We are still a very young nation suffering growing pains. It seems to me
that our democracy hangs in the balance between those who push for more freedom
and inclusion and those who push for control and exclusion, and if individual
citizens are not encouraged to accurately educate themselves about their
choices, we may wind up losing democracy in this country. There are, after all,
responsibilities inherent in being citizens. Sadly, these responsibilities don't
seem to to be taken seriously by the citizenry, who, in large part, seem to know
very little about government and unable to articulate their beliefs or reasons
for supporting politicians or positions--but are proficient in spouting talking
points that often sound good but are actually not in their favor.

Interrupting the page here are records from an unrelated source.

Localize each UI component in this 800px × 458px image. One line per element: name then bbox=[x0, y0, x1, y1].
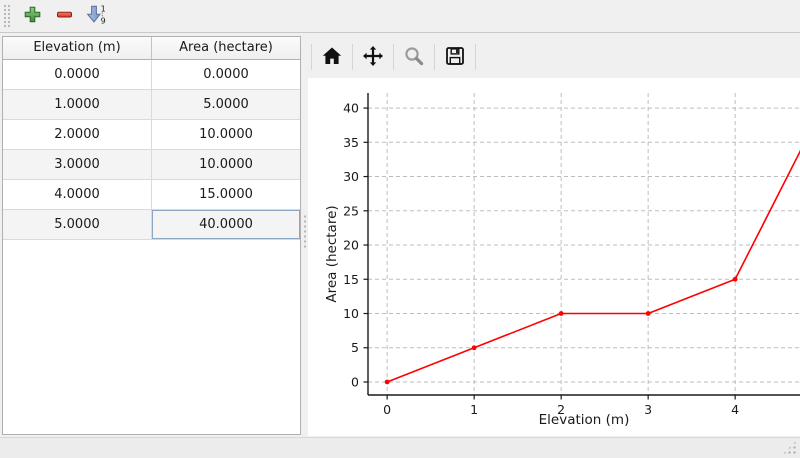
table-cell[interactable]: 0.0000 bbox=[151, 59, 300, 90]
pan-icon bbox=[362, 45, 384, 70]
data-point-marker bbox=[471, 345, 477, 351]
save-icon bbox=[444, 45, 466, 70]
data-point-marker bbox=[558, 311, 564, 316]
toolbar-separator bbox=[311, 44, 312, 70]
home-icon bbox=[321, 45, 343, 70]
table-row: 1.0000 5.0000 bbox=[3, 89, 300, 120]
table-row: 4.0000 15.0000 bbox=[3, 179, 300, 210]
table-cell[interactable]: 2.0000 bbox=[3, 119, 152, 150]
svg-text:1: 1 bbox=[100, 4, 105, 13]
column-header-elevation[interactable]: Elevation (m) bbox=[3, 37, 152, 60]
data-point-marker bbox=[645, 311, 651, 316]
y-axis-label: Area (hectare) bbox=[324, 205, 340, 303]
x-tick-label: 2 bbox=[557, 402, 565, 417]
data-line bbox=[386, 149, 800, 383]
add-icon bbox=[23, 5, 42, 27]
data-point-marker bbox=[732, 276, 738, 282]
resize-grip-icon[interactable] bbox=[782, 440, 797, 455]
table-cell[interactable]: 40.0000 bbox=[151, 209, 300, 240]
plot-navigation-toolbar bbox=[308, 36, 800, 78]
table-cell[interactable]: 3.0000 bbox=[3, 149, 152, 180]
table-cell[interactable]: 1.0000 bbox=[3, 89, 152, 120]
table-cell[interactable]: 4.0000 bbox=[3, 179, 152, 210]
main-toolbar: 1 9 bbox=[0, 0, 800, 33]
toolbar-separator bbox=[475, 44, 476, 70]
plot-save-button[interactable] bbox=[438, 41, 472, 73]
column-header-area[interactable]: Area (hectare) bbox=[151, 37, 300, 60]
y-tick-label: 0 bbox=[351, 374, 359, 389]
table-row: 3.0000 10.0000 bbox=[3, 149, 300, 180]
y-tick-label: 35 bbox=[343, 135, 359, 150]
toolbar-separator bbox=[434, 44, 435, 70]
x-axis-label: Elevation (m) bbox=[538, 412, 630, 428]
table-cell[interactable]: 0.0000 bbox=[3, 59, 152, 90]
elevation-area-table: Elevation (m) Area (hectare) 0.0000 0.000… bbox=[3, 37, 300, 240]
x-tick-label: 0 bbox=[383, 402, 391, 417]
table-cell[interactable]: 5.0000 bbox=[3, 209, 152, 240]
remove-icon bbox=[55, 5, 74, 27]
x-tick-label: 1 bbox=[470, 402, 478, 417]
plot-canvas[interactable]: 0123450510152025303540 Elevation (m) Are… bbox=[308, 78, 800, 436]
zoom-icon bbox=[403, 45, 425, 70]
y-tick-label: 30 bbox=[343, 169, 359, 184]
table-cell[interactable]: 5.0000 bbox=[151, 89, 300, 120]
plot-zoom-button[interactable] bbox=[397, 41, 431, 73]
data-point-marker bbox=[384, 379, 390, 385]
y-tick-label: 20 bbox=[343, 238, 359, 253]
splitter-grip-icon bbox=[303, 214, 307, 248]
y-tick-label: 15 bbox=[343, 272, 359, 287]
table-header-row: Elevation (m) Area (hectare) bbox=[3, 37, 300, 60]
y-tick-label: 40 bbox=[343, 101, 359, 116]
status-bar bbox=[0, 437, 800, 458]
remove-row-button[interactable] bbox=[50, 2, 78, 30]
toolbar-drag-handle[interactable] bbox=[3, 4, 10, 28]
x-tick-label: 3 bbox=[644, 402, 652, 417]
table-row: 0.0000 0.0000 bbox=[3, 59, 300, 90]
table-row: 5.0000 40.0000 bbox=[3, 209, 300, 240]
sort-button[interactable]: 1 9 bbox=[82, 2, 110, 30]
plot-home-button[interactable] bbox=[315, 41, 349, 73]
add-row-button[interactable] bbox=[18, 2, 46, 30]
svg-text:9: 9 bbox=[100, 16, 105, 25]
table-cell[interactable]: 10.0000 bbox=[151, 149, 300, 180]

Another part of still being a very young nation is, that while we have
always had population densities, a greater weight of population is now carried
by those areas, and we have more dense areas than before. We do not have the
experience with population density that other countries have had long before we
were even a country, and so we lag in the social adaptations required to live in
tight quarters. Part of the reason for that lag is a misinterpretation of what
constitutes freedom and individual rights.
Other countries function as a whole; we
function as 50 independent states that chafe at Federal involvement, and that is
only one example of how we are fractured. I see no behavior that marks us as
uniquely American. The few things we seem to have in common are national chains
of businesses--and, unsurprisingly, the dollar. If we don't pull together, I
think that we will fall apart, eaten at our core by fear and greed. Our
democracy is endangered. Only a commitment to it and each other will strengthen
it.
I am sick to death of hearing about how the US, the best, most powerful, accomplished, and wealthiest, etc., country in the world, can't afford this or that. If it were a national priority to further its citizens' well being, the US would have had a national health system long ago. If it were a national priority to seal our borders to undocumented immigrants, that too, would have been done long ago. Clearly, in these two examples, whether or not the citizens supported these actions, the Congress had no desire to take action to accomplish them. But they did support warfare, and lots of it, in the meantime, regardless of citizens' views and regardless of the expense.
We have plenty of money, but apparently lack the will or desire to put it to use for the common good of the people; for that we "can't afford it." Securing the border has been a "goal" since long before I came to live in the US in 1964 as a repatriated, born expat. In the past 50 years we haven't been able to afford to secure the border???! Or was it, like national health care, simply not a priority for Congress?
By the way, where did your family come from?